Implementing Service Design Methods Towards Successful Journeys in University Student Mental Health View Digital Media

Paper Presentation in a Themed Session
Maya Jenkins  

While mental health resources and treatment for college students are at their most plentiful, barriers persist that create inaccessibility, including long wait times for treatment, impressions of uncaring staff and institution, being directed to inappropriate resources, and a long standing social stigma against mental health challenges. While treatment has proven to be very effective, a vast majority of students with a mental illness do not seek help and there is little to no data about the experience towards the appropriate treatment. Moreover, there is little input from people who are routinely placed in the position of a patient rather than as experts of their experiences. Inquiry in these experiences seek to address the gap between the services formed by facilitators of student mental healthcare and the realities of the experiences of the students in any relation to said services. The research intent was to enact a service design methodology to evaluate the effectiveness of the current student experience in seeking help for mental health challenges and inform how design for services can improve and further facilitate these experiences. This methodology aimed to employ the ideas of Ohio State college students between the ages of 18 and 29 who have experience interacting with mental health services and resources to inform the development and design of a more ideal help-seeking experience. The resulting artifacts illustrate better facilitation of student help-seeking, assurance of a more successful journey towards accessing, and receiving the appropriate resources and treatment.

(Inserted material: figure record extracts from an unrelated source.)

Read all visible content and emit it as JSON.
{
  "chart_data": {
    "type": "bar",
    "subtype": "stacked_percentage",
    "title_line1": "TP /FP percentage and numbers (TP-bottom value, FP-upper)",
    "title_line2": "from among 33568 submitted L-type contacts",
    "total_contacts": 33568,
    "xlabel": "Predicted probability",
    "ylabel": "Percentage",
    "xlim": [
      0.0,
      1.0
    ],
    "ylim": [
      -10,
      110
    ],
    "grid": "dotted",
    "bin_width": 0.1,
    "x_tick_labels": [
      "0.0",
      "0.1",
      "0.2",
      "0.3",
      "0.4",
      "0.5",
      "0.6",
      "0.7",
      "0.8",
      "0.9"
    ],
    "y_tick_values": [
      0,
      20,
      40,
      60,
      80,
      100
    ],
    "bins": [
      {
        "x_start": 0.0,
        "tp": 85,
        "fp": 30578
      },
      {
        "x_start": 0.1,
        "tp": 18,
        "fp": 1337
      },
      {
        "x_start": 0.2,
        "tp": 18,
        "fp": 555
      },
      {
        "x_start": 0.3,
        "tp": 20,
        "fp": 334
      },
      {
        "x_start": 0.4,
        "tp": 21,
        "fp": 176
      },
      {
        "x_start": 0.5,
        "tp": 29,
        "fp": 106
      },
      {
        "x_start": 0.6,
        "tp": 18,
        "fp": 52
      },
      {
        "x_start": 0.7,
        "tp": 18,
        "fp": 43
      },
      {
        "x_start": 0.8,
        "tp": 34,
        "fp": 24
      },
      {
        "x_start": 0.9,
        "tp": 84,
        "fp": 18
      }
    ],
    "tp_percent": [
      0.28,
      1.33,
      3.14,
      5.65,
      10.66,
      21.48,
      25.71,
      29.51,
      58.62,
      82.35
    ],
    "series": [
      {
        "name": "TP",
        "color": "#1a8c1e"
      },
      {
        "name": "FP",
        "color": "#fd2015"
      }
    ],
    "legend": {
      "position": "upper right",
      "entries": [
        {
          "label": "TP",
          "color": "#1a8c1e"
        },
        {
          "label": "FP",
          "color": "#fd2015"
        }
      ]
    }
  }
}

Urban Farming in the Time of Climate Change: A Study Abroad Methodology View Digital Media

Paper Presentation in a Themed Session
Camilo Cerro  

Creating an interdependent narrative for a study abroad program has the potential to unify an academic experience under a common language. For eleven students, this was the case on the Fall of 2019, when they signed up to participate in our semester abroad program in Barcelona, Spain. The studio program (ARC401/501) was structured to look at an urban community as we engaged in an experiment on social design aimed at proposing ideas to help them adapt to the challenges presented by the climate crisis in the next decade. The students were given a program divided into two aspects: A macro aspect of the program, composed of a large-scale urban farm which was fixed; and a micro series of satellite programs to be proposed by the students. These were to be related to their understanding of the relationship between the macro program and the needs of the community around our site. The outcomes of the semester abroad program where a series of well-developed projects covering interesting programmatic solutions that incorporated advanced social tools for the development of community-oriented responses to present and future problems. But the more important results are seen in how a series of students manifested agency on the future of their planet. The paper expands on these themes and on how a methodology was established to allow for a common interdependent narrative between courses and activities to develop agency through experiential learning.